If you need to process larger-than-memory datasets and perform non-trivial processing + filling of many histograms, RDF + multi-threading is probably a good choice (besides the HEP-oriented features already available, it will also soon be faster and we are adding a built-in syntax to express systematic variations)

eguiraud · November 1, 2021, 4:44pm

Hi again,
I activated RDF verbose logging by adding the following line at the beginning of the program:

verbosity = ROOT.Experimental.RLogScopedVerbosity(ROOT.Detail.RDF.RDFLogChannel(), ROOT.Experimental.ELogLevel.kInfo)

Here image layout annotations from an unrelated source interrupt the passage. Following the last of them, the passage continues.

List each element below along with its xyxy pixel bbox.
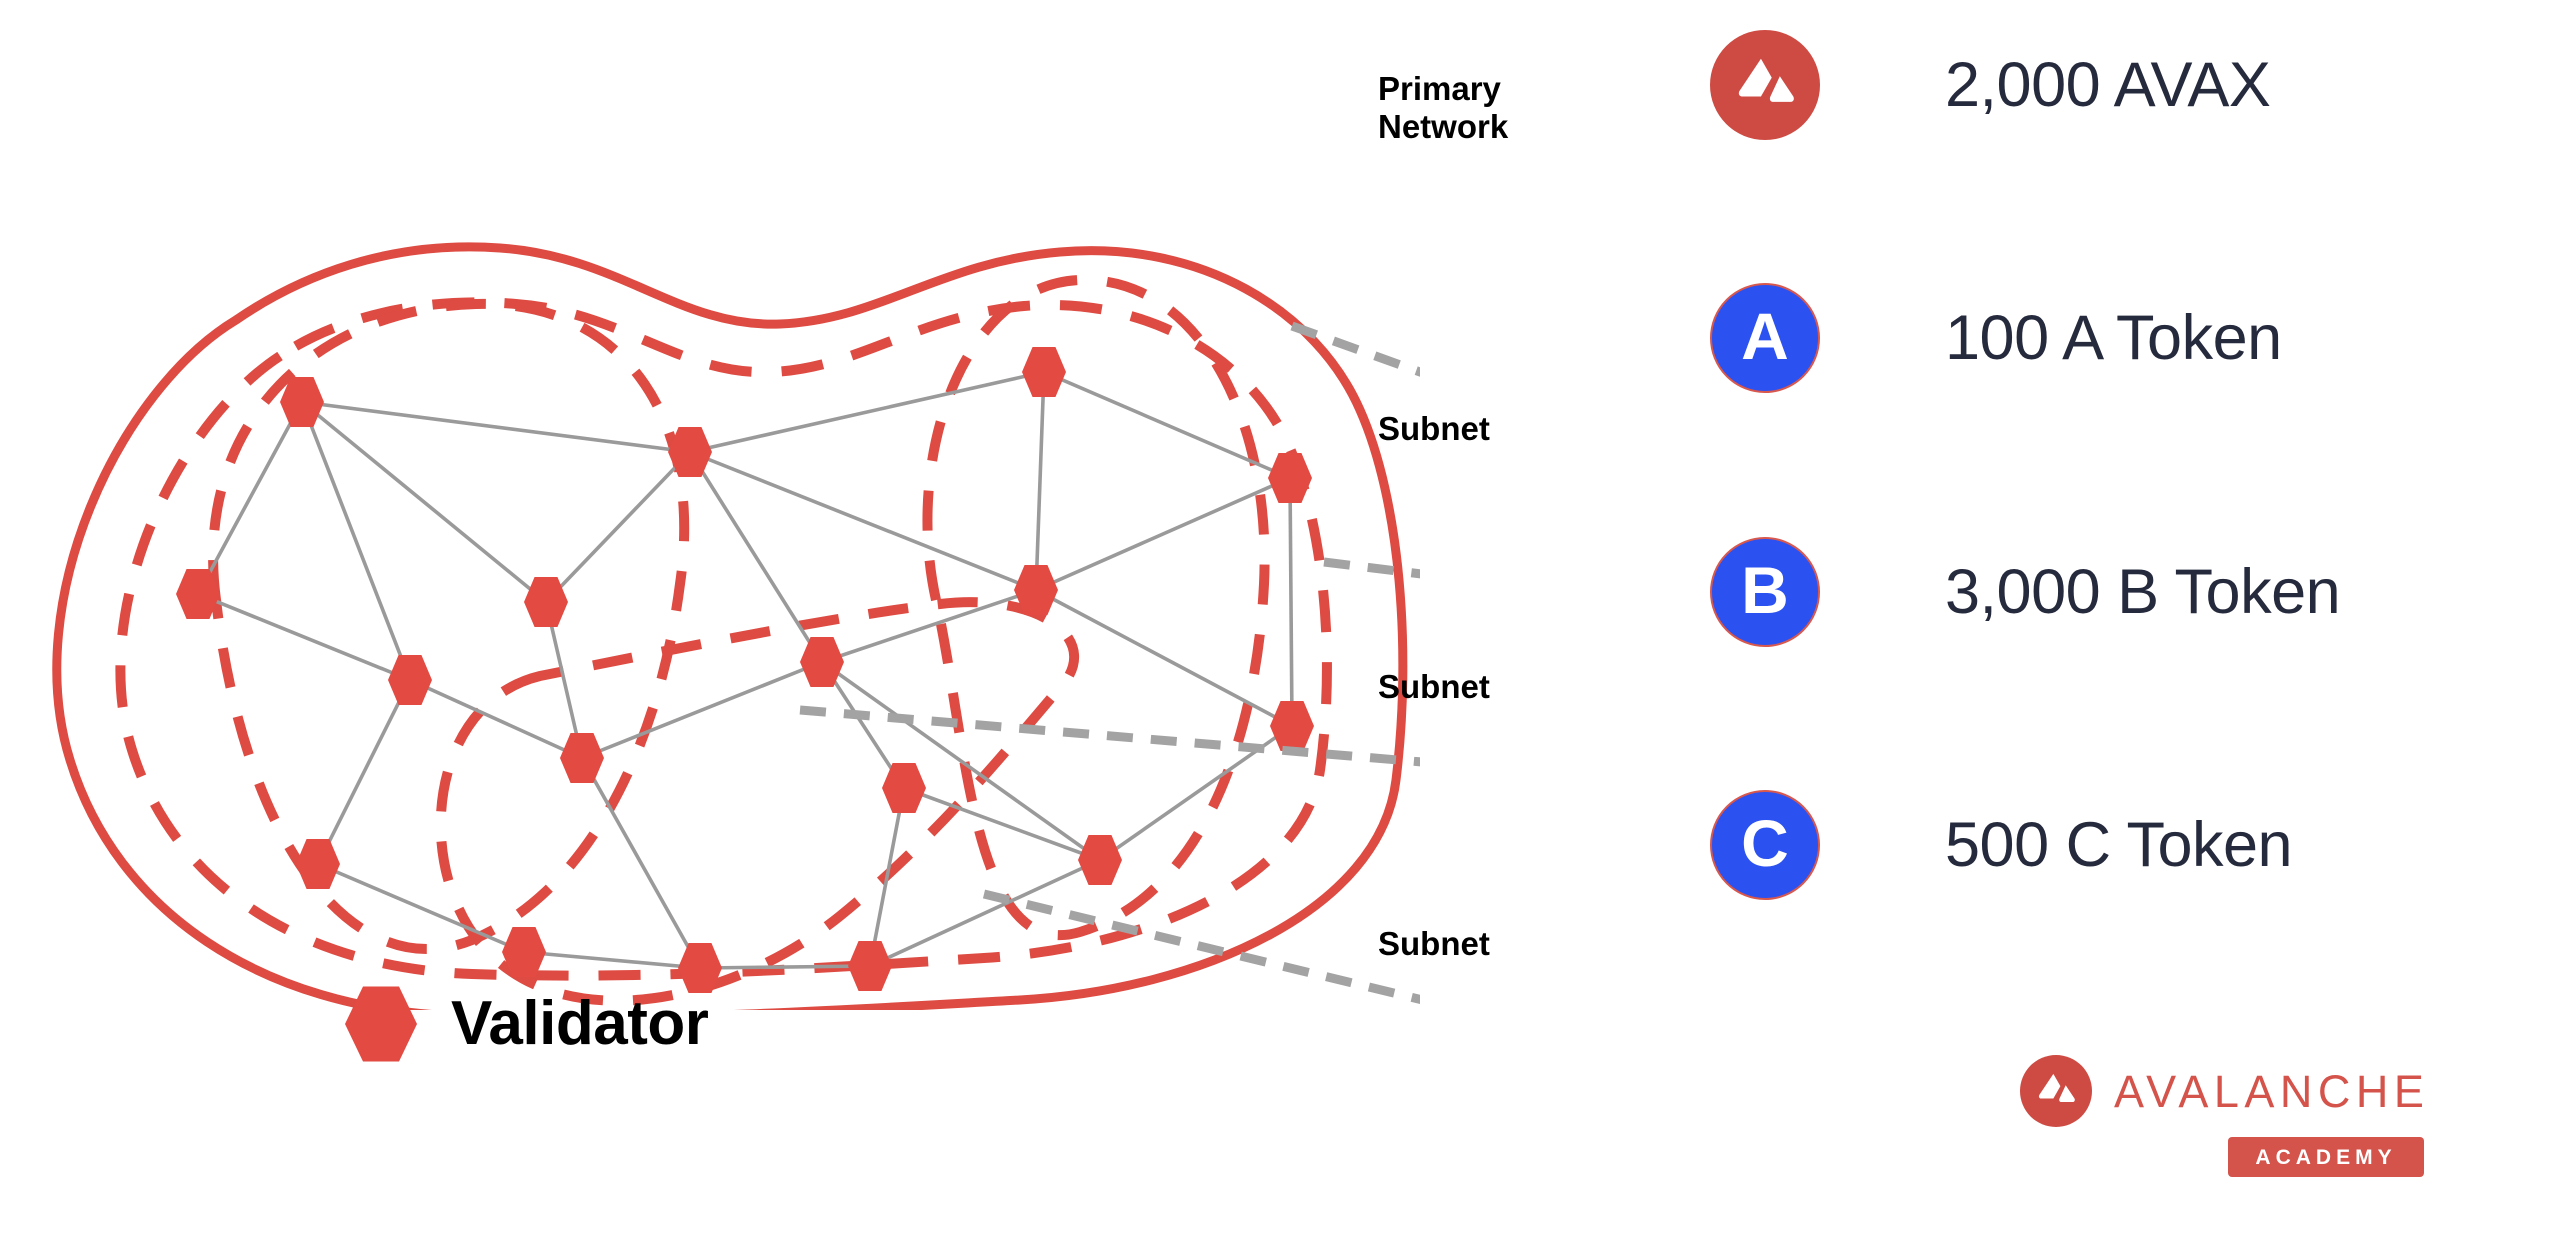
graph-edge xyxy=(1036,478,1290,590)
hexagon-icon xyxy=(560,733,604,783)
avalanche-academy-logo: AVALANCHE ACADEMY xyxy=(2020,1055,2490,1185)
token-amount-b: 3,000 B Token xyxy=(1945,561,2340,624)
hexagon-icon xyxy=(296,839,340,889)
graph-edges xyxy=(198,372,1292,968)
token-amount-a: 100 A Token xyxy=(1945,307,2282,370)
network-diagram xyxy=(0,0,1420,1010)
graph-edge xyxy=(410,680,582,758)
graph-edge xyxy=(302,402,410,680)
hexagon-icon xyxy=(1022,347,1066,397)
subnet-letter-c: C xyxy=(1741,810,1789,876)
graph-edge xyxy=(582,758,700,968)
subnet-letter-a: A xyxy=(1741,303,1789,369)
academy-badge-label: ACADEMY xyxy=(2255,1147,2396,1168)
graph-edge xyxy=(690,372,1044,452)
legend-row-subnet-b: B 3,000 B Token xyxy=(1710,537,2340,647)
graph-edge xyxy=(318,680,410,864)
arrow-subnet-a xyxy=(1324,562,1420,580)
subnet-circle-icon-a: A xyxy=(1710,283,1820,393)
graph-edge xyxy=(302,402,546,602)
graph-edge xyxy=(700,966,870,968)
validator-legend-label: Validator xyxy=(451,993,708,1055)
graph-edge xyxy=(318,864,524,952)
hexagon-icon xyxy=(345,985,417,1063)
graph-edge xyxy=(870,788,904,966)
pointer-label-subnet-c: Subnet xyxy=(1378,925,1490,963)
avalanche-logo-icon xyxy=(2020,1055,2092,1127)
legend-row-subnet-a: A 100 A Token xyxy=(1710,283,2282,393)
pointer-label-primary-network: Primary Network xyxy=(1378,70,1508,147)
graph-edge xyxy=(822,590,1036,662)
avalanche-logo-icon xyxy=(1710,30,1820,140)
token-amount-avax: 2,000 AVAX xyxy=(1945,54,2270,117)
token-amount-c: 500 C Token xyxy=(1945,814,2292,877)
validator-legend: Validator xyxy=(345,985,708,1063)
graph-edge xyxy=(822,662,1100,860)
graph-edge xyxy=(1290,478,1292,726)
subnet-letter-b: B xyxy=(1741,557,1789,623)
graph-edge xyxy=(1036,372,1044,590)
pointer-label-subnet-b: Subnet xyxy=(1378,668,1490,706)
academy-badge: ACADEMY xyxy=(2228,1137,2424,1177)
hexagon-icon xyxy=(1270,701,1314,751)
academy-logo-top: AVALANCHE xyxy=(2020,1055,2490,1127)
legend-row-subnet-c: C 500 C Token xyxy=(1710,790,2292,900)
academy-wordmark: AVALANCHE xyxy=(2114,1069,2429,1114)
graph-edge xyxy=(582,662,822,758)
legend-row-avax: 2,000 AVAX xyxy=(1710,30,2270,140)
hexagon-icon xyxy=(388,655,432,705)
hexagon-icon xyxy=(800,637,844,687)
pointer-label-subnet-a: Subnet xyxy=(1378,410,1490,448)
hexagon-icon xyxy=(1268,453,1312,503)
graph-edge xyxy=(524,952,700,968)
subnet-circle-icon-b: B xyxy=(1710,537,1820,647)
hexagon-icon xyxy=(1078,835,1122,885)
primary-network-boundary xyxy=(57,247,1403,1010)
arrow-primary-network xyxy=(1292,326,1420,390)
graph-edge xyxy=(302,402,690,452)
graph-edge xyxy=(1044,372,1290,478)
subnet-circle-icon-c: C xyxy=(1710,790,1820,900)
hexagon-icon xyxy=(848,941,892,991)
hexagon-icon xyxy=(882,763,926,813)
graph-edge xyxy=(546,452,690,602)
graph-edge xyxy=(690,452,1036,590)
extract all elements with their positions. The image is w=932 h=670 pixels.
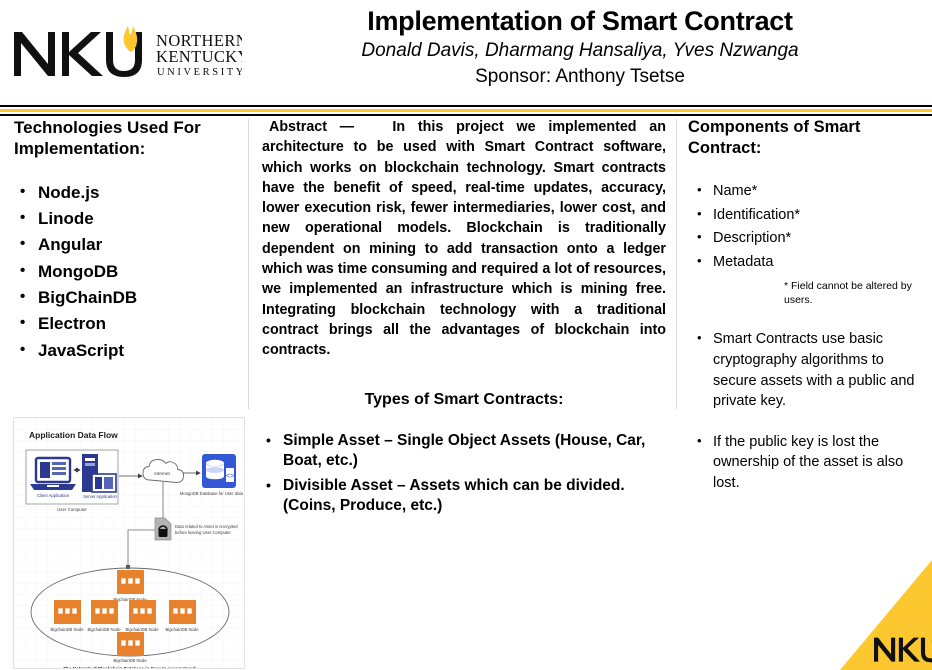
list-item: MongoDB [14,259,246,285]
nku-logo-svg: NORTHERN KENTUCKY UNIVERSITY [10,22,242,84]
bigchaindb-node [91,600,118,624]
abstract-label: Abstract — [262,119,354,135]
title-block: Implementation of Smart Contract Donald … [250,6,910,89]
list-item: If the public key is lost the ownership … [688,432,918,494]
label-node: BigchainDB Node [50,627,84,632]
svg-text:<>: <> [226,473,234,480]
list-item: Simple Asset – Single Object Assets (Hou… [262,431,666,472]
logo-line-university: UNIVERSITY [157,67,242,78]
network-caption: The Network of Blockchain Database in Pe… [63,666,197,669]
lock-icon [155,518,171,540]
label-node: BigchainDB Node [113,658,147,663]
poster-body: Technologies Used For Implementation: No… [0,117,932,670]
label-lock-note-2: before leaving User Computer [175,530,231,535]
list-item: Smart Contracts use basic cryptography a… [688,329,918,411]
bigchaindb-node [129,600,156,624]
diagram-title: Application Data Flow [29,430,118,440]
corner-logo-svg: ™ [820,560,932,670]
mongodb-icon: <> [202,454,236,488]
list-item: Electron [14,311,246,337]
types-list: Simple Asset – Single Object Assets (Hou… [262,431,666,517]
label-lock-note-1: Data related to Asset is encrypted [175,524,238,529]
column-divider-right [676,119,677,409]
list-item: Name* [688,180,918,203]
poster-page: NORTHERN KENTUCKY UNIVERSITY Implementat… [0,0,932,670]
corner-brand-mark: ™ [820,560,932,670]
client-application-icon [30,458,76,490]
logo-line-kentucky: KENTUCKY [156,47,242,66]
list-item: Linode [14,206,246,232]
list-item: JavaScript [14,338,246,364]
label-internet: Internet [154,471,170,476]
header-divider [0,105,932,116]
label-node: BigchainDB Node [125,627,159,632]
center-column: Abstract — In this project we implemente… [262,117,666,521]
list-item: Divisible Asset – Assets which can be di… [262,476,666,517]
abstract-paragraph: Abstract — In this project we implemente… [262,117,666,361]
components-list: Name* Identification* Description* Metad… [688,180,918,274]
diagram-svg: Application Data Flow Client Application [14,418,245,669]
bigchaindb-node [117,570,144,594]
list-item: Metadata [688,251,918,274]
column-divider-left [248,119,249,409]
components-footnote: * Field cannot be altered by users. [784,280,918,307]
list-item: Angular [14,232,246,258]
author-list: Donald Davis, Dharmang Hansaliya, Yves N… [250,40,910,63]
notes-list: Smart Contracts use basic cryptography a… [688,329,918,493]
label-server-application: Server Application [83,494,117,499]
label-mongodb: MongoDB Database for User data storage [180,491,245,496]
list-item: Description* [688,227,918,250]
application-data-flow-diagram: Application Data Flow Client Application [13,417,245,669]
bigchaindb-node [117,632,144,656]
label-node: BigchainDB Node [87,627,121,632]
divider-rule-black-bottom [0,114,932,116]
components-heading: Components of Smart Contract: [688,117,918,158]
page-title: Implementation of Smart Contract [250,6,910,37]
list-item: BigChainDB [14,285,246,311]
list-item: Node.js [14,180,246,206]
label-user-computer: User Computer [57,507,87,512]
bigchaindb-node [54,600,81,624]
technologies-list: Node.js Linode Angular MongoDB BigChainD… [14,180,246,364]
sponsor-line: Sponsor: Anthony Tsetse [250,66,910,89]
types-heading: Types of Smart Contracts: [262,391,666,409]
right-column: Components of Smart Contract: Name* Iden… [688,117,918,514]
technologies-heading: Technologies Used For Implementation: [14,117,246,160]
list-item: Identification* [688,204,918,227]
label-node: BigchainDB Node [165,627,199,632]
abstract-body: In this project we implemented an archit… [262,119,666,358]
left-column: Technologies Used For Implementation: No… [14,117,246,364]
bigchaindb-node [169,600,196,624]
label-client-application: Client Application [37,493,70,498]
poster-header: NORTHERN KENTUCKY UNIVERSITY Implementat… [0,0,932,104]
nku-logo: NORTHERN KENTUCKY UNIVERSITY [10,22,242,84]
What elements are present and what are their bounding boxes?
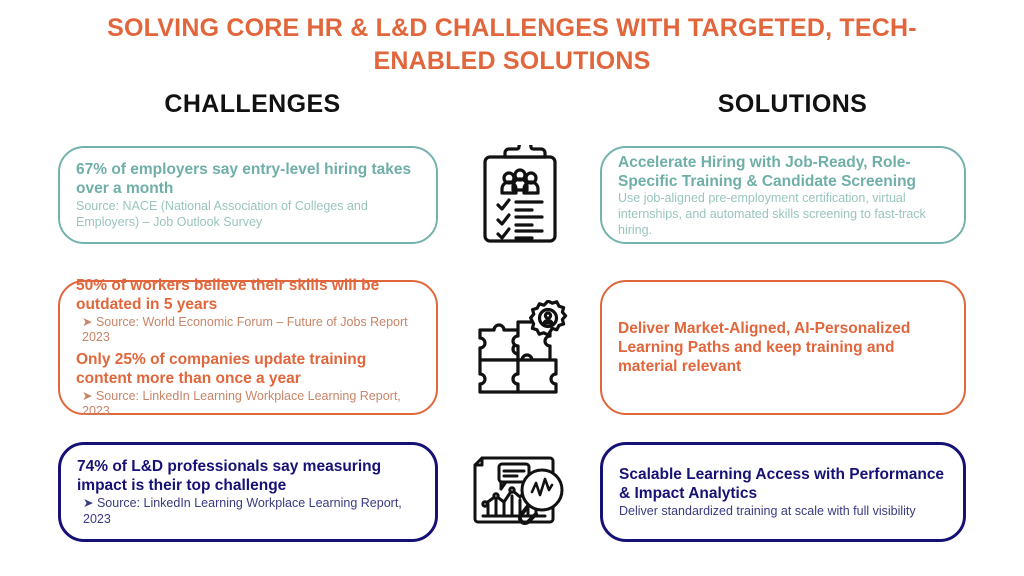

then I reduced the number of iterations to 1 to check the logs for each event loop.

Since the dataset contains only 25k entries, the actual event loop time is as little as 0.006s. The runtime of the RDF benchmarks is dominated by the time spent jitting (0.1 seconds).

Running on 100 million events with the following C++ program, I see the cached RDF takes 0.22s while the non-cached RDF takes 1.17s:

#include <ROOT/RDataFrame.hxx>
#include <ROOT/RLogger.hxx>

int main() {
  auto verbosity = ROOT::Experimental::RLogScopedVerbosity(
      ROOT::Detail::RDF::RDFLogChannel(), ROOT::Experimental::ELogLevel::kInfo);

  auto df = ROOT::RDataFrame("ntuple", "temp.root");
  auto df2 = df.Define("px_plus_py", [](double px, double py) { return px + py; },
                       {"px", "py"});

  auto df_cached = df2.Cache<double, double, double>({"px", "py", "random"});

  std::cout << "Caching...\n";
  df_cached.Sum<double>("px").GetValue();
  std::cout << "Done\n\n";

  std::cout << "Cached run...\n";
  df_cached.Filter([](double px) { return px > 0.1; }, {"px"})
      .Sum<double>("random")
      .GetValue();
  std::cout << "Done\n\n";

  std::cout << "Non-cached run...\n";
  df.Filter([](double px) { return px > 0.1; }, {"px"}).Sum<double>("random").GetValue();
  std::cout << "Done\n\n";
}

used as:

g++ -g -O2 -Wall -Wextra -Wpedantic -o "repro" "repro.cpp" $(root-config --cflags --libs) && ./repro

So for beefier workloads caching does make a difference. Notably, using -O0 (no optimizations) instead of -O2 reduces the gap by a lot – and currently -O0 is what you get when running things from Python, which also contributes to explain what you see (we will add optimizations to Python usage of RDataFrame very soon).

I hope this clarifies things a bit!
Cheers,
Enrico

system · November 15, 2021, 4:44pm

This topic was automatically closed 14 days after the last reply. New replies are no longer allowed.